Amplification for the Wire–Strung Harp

Before there were planes, trains, and automobiles, there was silence. The musical instruments of days long past developed in a much quieter world. People’s hearing was better, performance spaces were usually smaller with floors and walls often made of hard reflective surfaces, in sharp contradiction to today’s acoustic–dampening tiles. People may also have been a little more focused on the music given the lack of personal music players with their headphones delivering sound directly into the ear. The modern environment is a challenge for any acoustic instrument. It is a special challenge for today’s wire–strung harper.

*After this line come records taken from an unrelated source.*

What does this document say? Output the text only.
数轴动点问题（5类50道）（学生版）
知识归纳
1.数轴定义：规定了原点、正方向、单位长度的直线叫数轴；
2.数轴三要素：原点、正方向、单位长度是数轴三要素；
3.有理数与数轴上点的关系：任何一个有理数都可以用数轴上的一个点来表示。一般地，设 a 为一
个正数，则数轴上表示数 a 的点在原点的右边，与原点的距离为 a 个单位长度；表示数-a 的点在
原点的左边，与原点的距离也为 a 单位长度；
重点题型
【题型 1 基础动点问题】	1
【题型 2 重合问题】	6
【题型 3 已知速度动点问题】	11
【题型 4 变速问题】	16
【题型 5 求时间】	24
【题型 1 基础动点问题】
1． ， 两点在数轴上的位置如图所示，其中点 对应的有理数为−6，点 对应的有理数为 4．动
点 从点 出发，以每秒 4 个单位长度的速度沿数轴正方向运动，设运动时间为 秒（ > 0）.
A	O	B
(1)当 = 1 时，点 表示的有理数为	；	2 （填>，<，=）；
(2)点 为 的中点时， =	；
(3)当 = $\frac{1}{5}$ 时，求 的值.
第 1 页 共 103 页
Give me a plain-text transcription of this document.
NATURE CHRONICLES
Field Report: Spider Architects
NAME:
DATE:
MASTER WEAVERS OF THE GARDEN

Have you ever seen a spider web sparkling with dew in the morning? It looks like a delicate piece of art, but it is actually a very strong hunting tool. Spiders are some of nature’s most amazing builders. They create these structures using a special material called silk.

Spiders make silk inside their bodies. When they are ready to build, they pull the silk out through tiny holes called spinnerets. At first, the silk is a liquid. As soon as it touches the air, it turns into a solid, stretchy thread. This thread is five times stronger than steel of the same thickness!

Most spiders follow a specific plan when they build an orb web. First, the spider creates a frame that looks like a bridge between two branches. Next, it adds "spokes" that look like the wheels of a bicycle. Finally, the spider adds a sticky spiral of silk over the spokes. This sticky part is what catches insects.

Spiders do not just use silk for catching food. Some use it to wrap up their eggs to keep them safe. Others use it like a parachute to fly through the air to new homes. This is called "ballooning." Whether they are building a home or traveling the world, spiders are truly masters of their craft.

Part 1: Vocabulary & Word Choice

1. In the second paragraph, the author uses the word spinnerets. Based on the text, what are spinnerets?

Since the late 1800’s we have introduced electricity to our culture, installed wall–to–wall–carpeting in our rooms, hung deadening acoustic ceiling tiles, and padded our chairs. The blowers of heating and air conditioning systems, humming light fixtures, sirens and traffic noises, helicopters flying overhead, all make our modern world a very noisy place. Electrified instruments, huge orchestras, and bigger instruments vie to keep up with this louder world. But the small, accoustic Clàrsach did not evolve into a powerhouse of sound. Somehow, we must reinforce the sound of the instrument to make it louder for certain situations. In particular, there are times when the sound needs to be louder in a noisy environment so that the harper can hear him/herself as required for background music (wedding receptions, for example) and then those times when the sound needs to be louder for a large listening audience.

The wire–strung harp is an unusual and highly specialized instrument. While there are hundreds of thousands of guitar players all benefiting from the economics of research and technology development that leads to the design and manufacture of sound–reinforcement systems, the wire–strung harp’s “economies of scale” leave us with no easy solution. Thus, every piece of technology available for this purpose was designed for instruments other than the wire–strung harp. We have to adapt what is available.

One consistent truth in capturing the sound from wire–strung harps is transparency in audio quality. The wire strung harp is an exceptionally complex instrument. The overtones of any string are astonishing and complex. Some strings “pop” harmonically and the instrument as a whole is dynamic and breathes sound. Notes may sound for a full minute or more: an eternity of time to a modern sound system. What other instruments have this kind of sustain? Certainly not many. One could point to the pipe organ, but when was the last time one of those needed sound reinforcement? (Referring to organs with functioning pipes of course, and not electronic organs.)

Many people say, “I need a microphone,” when they think of amplification, not even conceiving of the other elements required. Even limiting oneself to thinking of microphones, there are many different types: large diaphragm microphones, small diaphragm microphones, ribbon microphones. There is the use of combinations of different microphones, the issue of microphone placement and axises.

The goal is to amplify for the best sound quality for the harp, a sound that is transparent, uncolored and absolutely representative of what the harp sounds like acoustically. In short, we want a natural sound despite the technology.